Signpost, Inc.
- Company type: Private
- Available in: English
- Headquarters: 127 West 26th St., New York, New York
- Area served: Local businesses
- Founders: Stuart Wall, John Buchanan, Shaneal Manek
- CEO: Lucas Wilson
- Industry: Software
- Products: Local marketing automation
- Services: Keegan Janowiak
- Employees: 300 (January 2016)
- Website: signpost.com
- Registration: Required
- Current status: Active
- Written in: Node.js

= Signpost (company) =

American marketing automation company

Signpost is a technology company that develops CRM and marketing automation software for local businesses to build relationships with new and existing customers.

In both 2014 and 2015 Signpost was named by Forbes as one of America's Most Promising Companies The company is headquartered in New York City and has offices in Austin and Denver.

In the fall of 2014 and 2015, Signpost was ranked as a "Top Workplace" by The Austin American Statesman and Crain's New York

== Product ==
Signpost manages online interactions between businesses and their customers. Their software automates three steps in building customer relationships: online presence management, capturing customer information, and remarketing.

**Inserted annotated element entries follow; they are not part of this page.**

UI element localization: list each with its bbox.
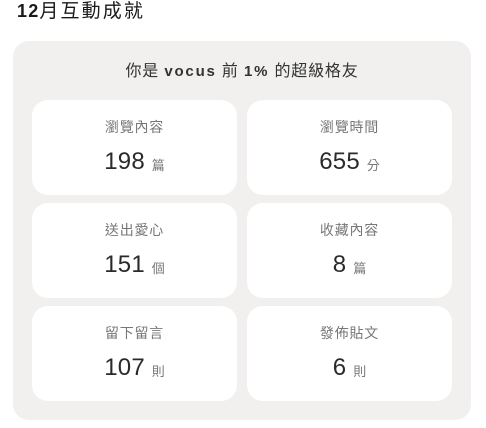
card: comments left	[32, 306, 237, 401]
label: 送出愛心	[105, 222, 164, 238]
subtitle: 你是 vocus 前 1% 的超級格友	[125, 63, 359, 80]
value: 107 則	[104, 354, 165, 381]
label: 發佈貼文	[320, 325, 379, 341]
label: 留下留言	[105, 325, 164, 341]
value: 6 則	[333, 354, 366, 381]
label: 瀏覽時間	[320, 119, 379, 135]
card: posts published	[247, 306, 452, 401]
label: 瀏覽內容	[105, 119, 164, 135]
label: 收藏內容	[320, 222, 379, 238]
title: 12月互動成就	[17, 1, 145, 22]
value: 655 分	[319, 148, 380, 175]
card: hearts sent	[32, 203, 237, 298]
value: 151 個	[104, 251, 165, 278]
value: 198 篇	[104, 148, 165, 175]
value: 8 篇	[333, 251, 366, 278]
card: pages viewed	[32, 100, 237, 195]
card: saved content	[247, 203, 452, 298]
card: viewing time	[247, 100, 452, 195]
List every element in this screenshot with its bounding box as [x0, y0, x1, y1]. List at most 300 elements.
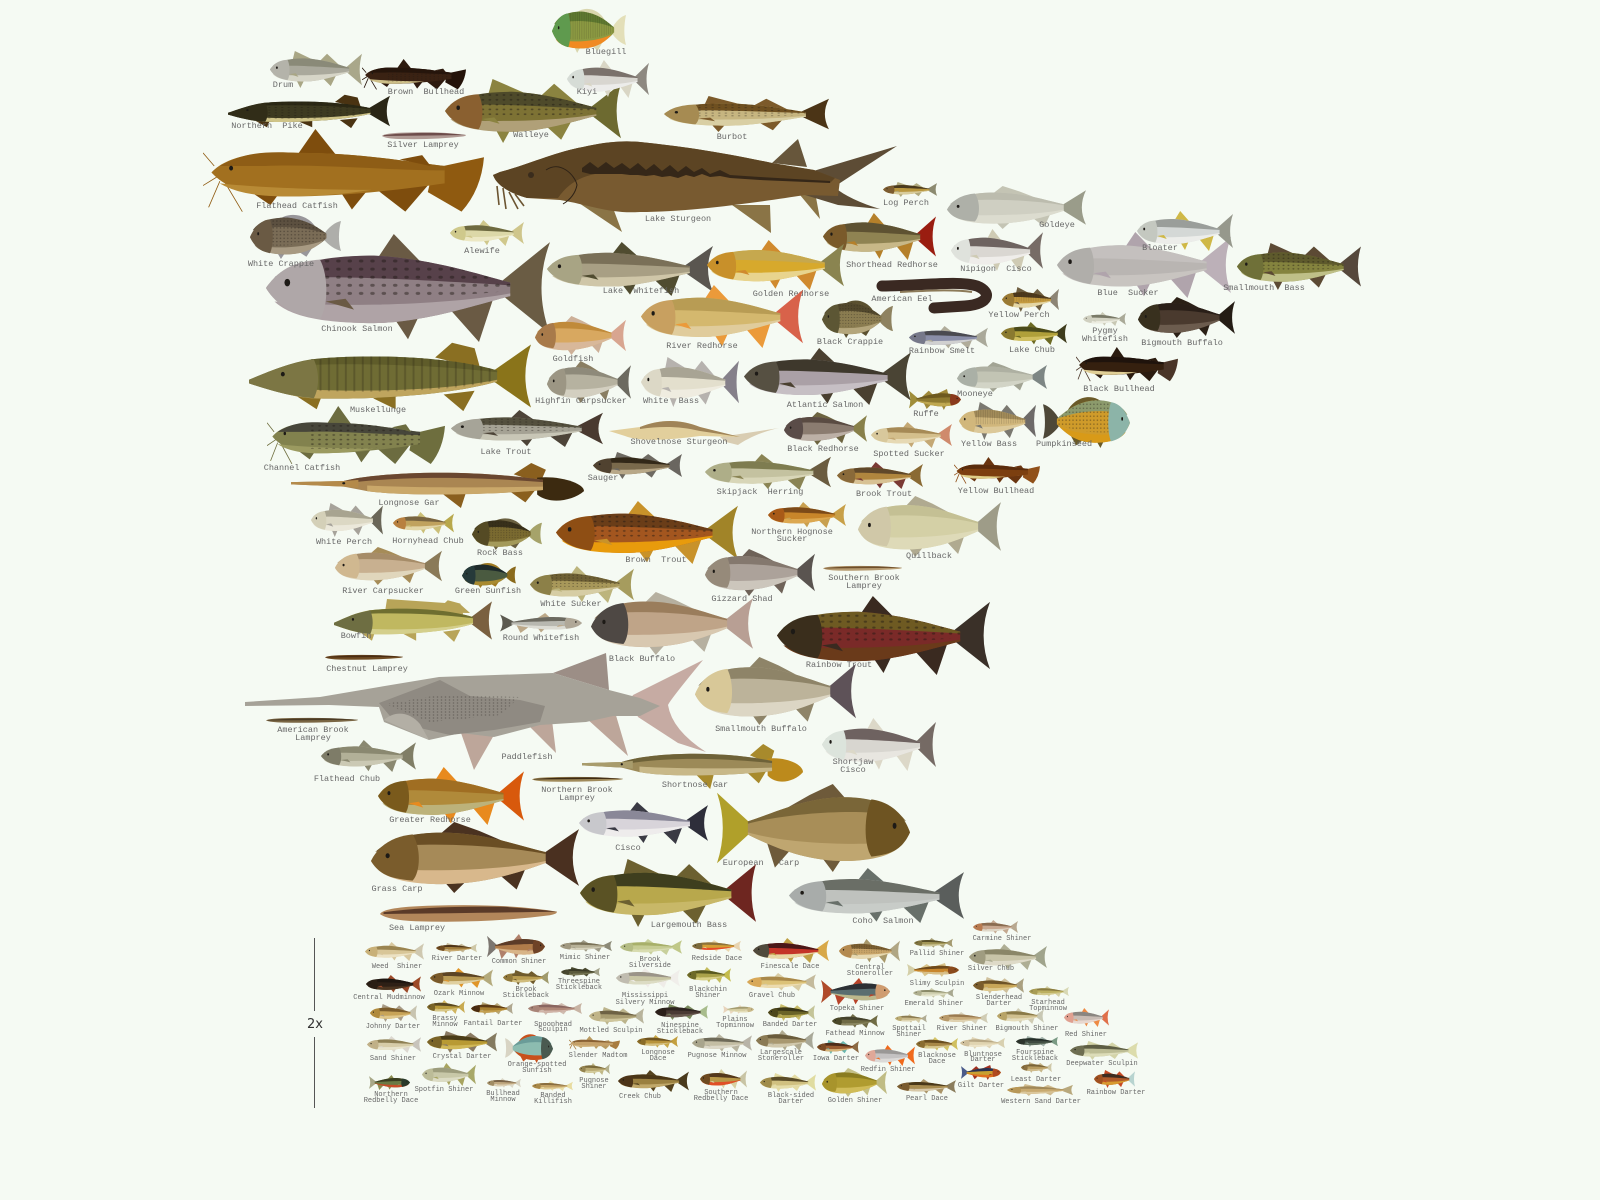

Signpost's online presence management aims to help local businesses to update, verify, and enhance their business information on social and mobile listings such as Google+, Facebook, and Yelp. Their software builds customer profiles by capturing every email, phone call, and credit card transaction. By using the customer data for each contact, the software automatically follows up with each customer in a personalized way encouraging new customers, repeat business, getting five star reviews, and referrals.

== History ==
The company was founded in 2010 by Stuart Wall and John Buchanan out of Harvard Business School. It has raised $30M in venture funding from Georgian Partners, Google Ventures, Spark Capital, OpenView Venture Partners, Scout Ventures and a group of angel investors including Jason Calacanis, Thomas Lehrman, and Jack Herrick.